To perform tests on the ported Mojo code, execute the following command:
magic shell
mojo test_gpt2.mojo
This script is a Mojo port of the original test_gpt2.c
, created by Andrej. and replicates the testing functionality from the C version.
The testing process involves loading the gpt2_124M_debug_state.bin
file and running a forward pass to compare the computed logits and loss with the reference values obtained from the PyTorch implementation. Additionally, the test performs 10 iterations of training using the Adam optimizer to verify that the losses match those computed by PyTorch.
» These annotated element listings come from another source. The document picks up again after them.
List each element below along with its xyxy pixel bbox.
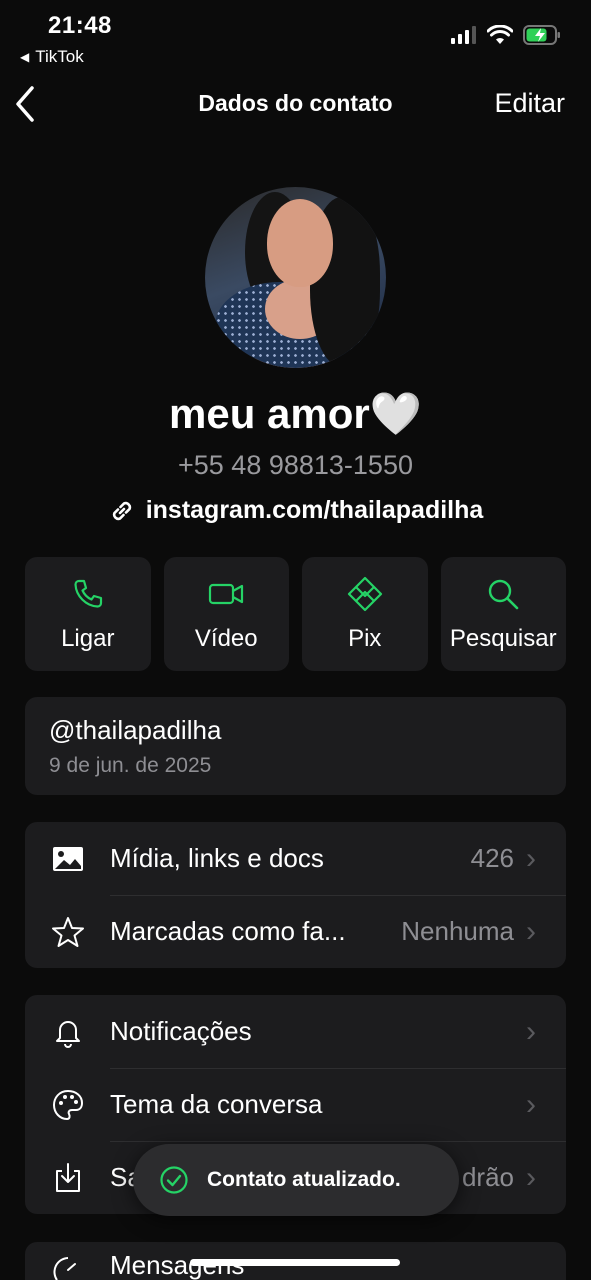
chevron-right-icon: › <box>526 914 536 948</box>
back-to-app-link[interactable]: ◀ TikTok <box>20 47 84 67</box>
starred-label: Marcadas como fa... <box>110 916 346 946</box>
search-label: Pesquisar <box>449 625 557 652</box>
media-section: Mídia, links e docs 426 › Marcadas como … <box>25 822 566 968</box>
chevron-right-icon: › <box>526 1087 536 1121</box>
disappearing-messages-value: Desativadas <box>411 1250 554 1280</box>
edit-button[interactable]: Editar <box>494 88 565 119</box>
chat-theme-row[interactable]: Tema da conversa › <box>25 1068 566 1141</box>
check-circle-icon <box>160 1166 188 1194</box>
media-count: 426 <box>470 843 514 873</box>
contact-link[interactable]: instagram.com/thailapadilha <box>0 496 591 525</box>
notifications-row[interactable]: Notificações › <box>25 995 566 1068</box>
wifi-icon <box>487 25 513 44</box>
timer-icon <box>52 1257 76 1280</box>
avatar[interactable] <box>205 187 386 368</box>
contact-link-text: instagram.com/thailapadilha <box>145 496 484 524</box>
chevron-right-icon: › <box>526 1160 536 1194</box>
back-app-label: TikTok <box>35 47 84 66</box>
battery-icon <box>523 25 560 45</box>
starred-value: Nenhuma <box>401 916 514 946</box>
notifications-label: Notificações <box>110 1016 252 1046</box>
contact-name: meu amor🤍 <box>168 390 423 437</box>
video-icon <box>209 583 244 605</box>
pix-button[interactable]: Pix <box>302 557 428 671</box>
bell-icon <box>55 1020 80 1048</box>
media-links-docs-row[interactable]: Mídia, links e docs 426 › <box>25 822 566 895</box>
image-icon <box>52 846 83 871</box>
phone-icon <box>74 579 102 608</box>
media-label: Mídia, links e docs <box>110 843 324 873</box>
search-icon <box>489 579 519 610</box>
star-icon <box>51 916 84 947</box>
call-label: Ligar <box>61 625 115 652</box>
starred-row[interactable]: Marcadas como fa... Nenhuma › <box>25 895 566 968</box>
search-button[interactable]: Pesquisar <box>440 557 566 671</box>
home-indicator[interactable] <box>190 1259 400 1266</box>
username-card[interactable]: @thailapadilha 9 de jun. de 2025 <box>25 697 566 795</box>
palette-icon <box>52 1089 83 1120</box>
chevron-right-icon: › <box>526 1014 536 1048</box>
pix-label: Pix <box>348 625 382 652</box>
contact-phone[interactable]: +55 48 98813-1550 <box>0 450 591 481</box>
chevron-right-icon: › <box>526 841 536 875</box>
call-button[interactable]: Ligar <box>25 557 151 671</box>
status-time: 21:48 <box>48 12 112 39</box>
status-icons <box>451 25 561 45</box>
username: @thailapadilha <box>49 715 222 745</box>
save-icon <box>55 1162 80 1192</box>
chat-theme-label: Tema da conversa <box>110 1089 323 1119</box>
username-date: 9 de jun. de 2025 <box>49 754 212 777</box>
signal-icon <box>451 26 476 44</box>
toast-message: Contato atualizado. <box>207 1168 401 1191</box>
video-label: Vídeo <box>194 625 258 652</box>
pix-icon <box>347 576 382 612</box>
video-button[interactable]: Vídeo <box>163 557 289 671</box>
back-triangle-icon: ◀ <box>20 50 30 64</box>
link-icon <box>112 501 131 520</box>
toast-notification: Contato atualizado. <box>133 1144 459 1216</box>
save-media-value: drão <box>461 1162 514 1192</box>
action-buttons: Ligar Vídeo Pix Pesquisar <box>25 557 566 671</box>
When running the test, the losses align with the PyTorch results within the specified accuracy range. However, some logits and parameter tensors display discrepancies. These discrepancies stem from changes in the order of operations caused by the implemented vectorization. Given the non-associative nature of floating-point arithmetic, such changes can lead to variations in outcomes. For more details on why floating-point arithmetic can lead to such discrepancies, see Floating-point arithmetic on Wikipedia.
Discrepancies in the logits and parameter tensors are noted; however, they do not reflect a decrease in quality. The primary indicator of model performance, the training losses, aligns closely with the PyTorch benchmarks. This consistent alignment verifies the reliability and precision of the Mojo implementation, affirming its functional equivalence with the original C version.